[LU-5163] (lu_object.h:852:lu_object_attr()) ASSERTION( ((o)->lo_header->loh_attr & LOHA_EXISTS) != 0 ) failed Created: 09/Jun/14  Updated: 10/Jul/18  Resolved: 05/Jan/18

Status: Resolved
Project: Lustre
Component/s: None
Affects Version/s: Lustre 2.6.0, Lustre 2.7.0, Lustre 2.11.0, Lustre 2.10.2
Fix Version/s: Lustre 2.11.0, Lustre 2.10.4

Type: Bug Priority: Blocker
Reporter: John Hammond Assignee: Lai Siyao
Resolution: Fixed Votes: 0
Labels: dne2, mdd, migration

Issue Links:
Duplicate
is duplicated by LU-5242 Test hang sanity test_132, test_133: ... Resolved
Related
is related to LU-5125 lu_object_attr() should return 0 for ... Closed
is related to LU-5388 Interop 2.5.2<->2.6 failure on test s... Resolved
is related to LU-11135 racer: ASSERTION( ((o)->lo_header->lo... Resolved
Severity: 3
Rank (Obsolete): 14233

 Description   

Running racer on 2.5.59-66-g47cde80 with MDSCOUNT=4 and file_create.sh modified to do fewer writes.
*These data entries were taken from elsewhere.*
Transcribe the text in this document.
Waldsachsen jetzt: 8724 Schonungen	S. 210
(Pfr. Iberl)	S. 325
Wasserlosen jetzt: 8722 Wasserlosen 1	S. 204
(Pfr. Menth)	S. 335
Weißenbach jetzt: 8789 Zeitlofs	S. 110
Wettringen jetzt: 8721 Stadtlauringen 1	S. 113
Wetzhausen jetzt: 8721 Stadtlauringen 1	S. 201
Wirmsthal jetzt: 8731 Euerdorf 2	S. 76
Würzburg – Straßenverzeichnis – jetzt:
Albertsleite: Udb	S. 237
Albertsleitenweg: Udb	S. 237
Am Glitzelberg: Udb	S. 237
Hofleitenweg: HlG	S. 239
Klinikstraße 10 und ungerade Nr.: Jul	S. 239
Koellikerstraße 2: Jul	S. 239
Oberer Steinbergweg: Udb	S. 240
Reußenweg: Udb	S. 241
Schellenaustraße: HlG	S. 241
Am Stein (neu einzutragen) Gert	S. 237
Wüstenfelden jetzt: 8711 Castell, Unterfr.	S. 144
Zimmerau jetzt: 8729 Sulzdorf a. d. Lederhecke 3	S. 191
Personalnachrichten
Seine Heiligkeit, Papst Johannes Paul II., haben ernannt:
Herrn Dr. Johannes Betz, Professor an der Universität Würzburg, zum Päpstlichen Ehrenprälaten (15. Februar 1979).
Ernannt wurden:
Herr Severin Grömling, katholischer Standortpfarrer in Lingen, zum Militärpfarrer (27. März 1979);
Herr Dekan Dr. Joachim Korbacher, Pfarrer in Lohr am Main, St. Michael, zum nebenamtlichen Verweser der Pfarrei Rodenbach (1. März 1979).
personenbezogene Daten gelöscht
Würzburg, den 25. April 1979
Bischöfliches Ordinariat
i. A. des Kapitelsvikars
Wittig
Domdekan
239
[ 2383.017816] LustreError: 16406:0:(lu_object.h:852:lu_object_attr()) ASSERTION( ((o)->lo_header->loh_attr & LOHA_EXISTS) != 0 ) failed: 
[ 2383.020138] LustreError: 16406:0:(lu_object.h:852:lu_object_attr()) LBUG
[ 2383.021290] Pid: 16406, comm: mdt00_002
[ 2383.021909] 
[ 2383.021910] Call Trace:
[ 2383.022612]  [<ffffffffa02be8c5>] libcfs_debug_dumpstack+0x55/0x80 [libcfs]
[ 2383.023915]  [<ffffffffa02beec7>] lbug_with_loc+0x47/0xb0 [libcfs]
[ 2383.025200]  [<ffffffffa0bc6e8b>] mdd_migrate_entries+0xffb/0x1100 [mdd]
[ 2383.026503]  [<ffffffffa0bc7af7>] mdd_migrate+0xb67/0x13d0 [mdd]
[ 2383.027666]  [<ffffffffa0afc61b>] ? osd_object_read_unlock+0x8b/0xd0 [osd_ldiskfs]
[ 2383.029154]  [<ffffffffa0c25c78>] mdt_reint_migrate_internal+0x15c8/0x1b40 [mdt]
[ 2383.030578]  [<ffffffff815547cb>] ? _spin_unlock+0x2b/0x40
[ 2383.031524]  [<ffffffffa0c299d3>] mdt_reint_rename_or_migrate+0x2a3/0x660 [mdt]
[ 2383.032776]  [<ffffffffa0c03c95>] ? mdt_ucred+0x15/0x20 [mdt]
[ 2383.033739]  [<ffffffffa0c1e4cc>] ? mdt_root_squash+0x2c/0x3f0 [mdt]
[ 2383.034849]  [<ffffffffa06b7026>] ? __req_capsule_get+0x166/0x6e0 [ptlrpc]
[ 2383.035986]  [<ffffffffa0c29da3>] mdt_reint_migrate+0x13/0x20 [mdt]
[ 2383.037045]  [<ffffffffa0c223e1>] mdt_reint_rec+0x41/0xe0 [mdt]
[ 2383.038083]  [<ffffffffa0c07e43>] mdt_reint_internal+0x4c3/0x7c0 [mdt]
[ 2383.039234]  [<ffffffffa0c086cb>] mdt_reint+0x6b/0x120 [mdt]
[ 2383.040228]  [<ffffffffa06f0a85>] tgt_request_handle+0x245/0xad0 [ptlrpc]
[ 2383.041371]  [<ffffffffa06a18d1>] ptlrpc_main+0xce1/0x1970 [ptlrpc]
[ 2383.042435]  [<ffffffffa06a0bf0>] ? ptlrpc_main+0x0/0x1970 [ptlrpc]
[ 2383.043468]  [<ffffffff8109eab6>] kthread+0x96/0xa0
[ 2383.044261]  [<ffffffff8100c30a>] child_rip+0xa/0x20
[ 2383.045066]  [<ffffffff81554710>] ? _spin_unlock_irq+0x30/0x40
[ 2383.045986]  [<ffffffff8100bb10>] ? restore_args+0x0/0x30
[ 2383.046914]  [<ffffffff8109ea20>] ? kthread+0x0/0xa0
[ 2383.047770]  [<ffffffff8100c300>] ? child_rip+0x0/0x20
[ 2383.048666] 
[ 2383.049141] Kernel panic - not syncing: LBUG

This is from mdd_migrate_entries() line 3473.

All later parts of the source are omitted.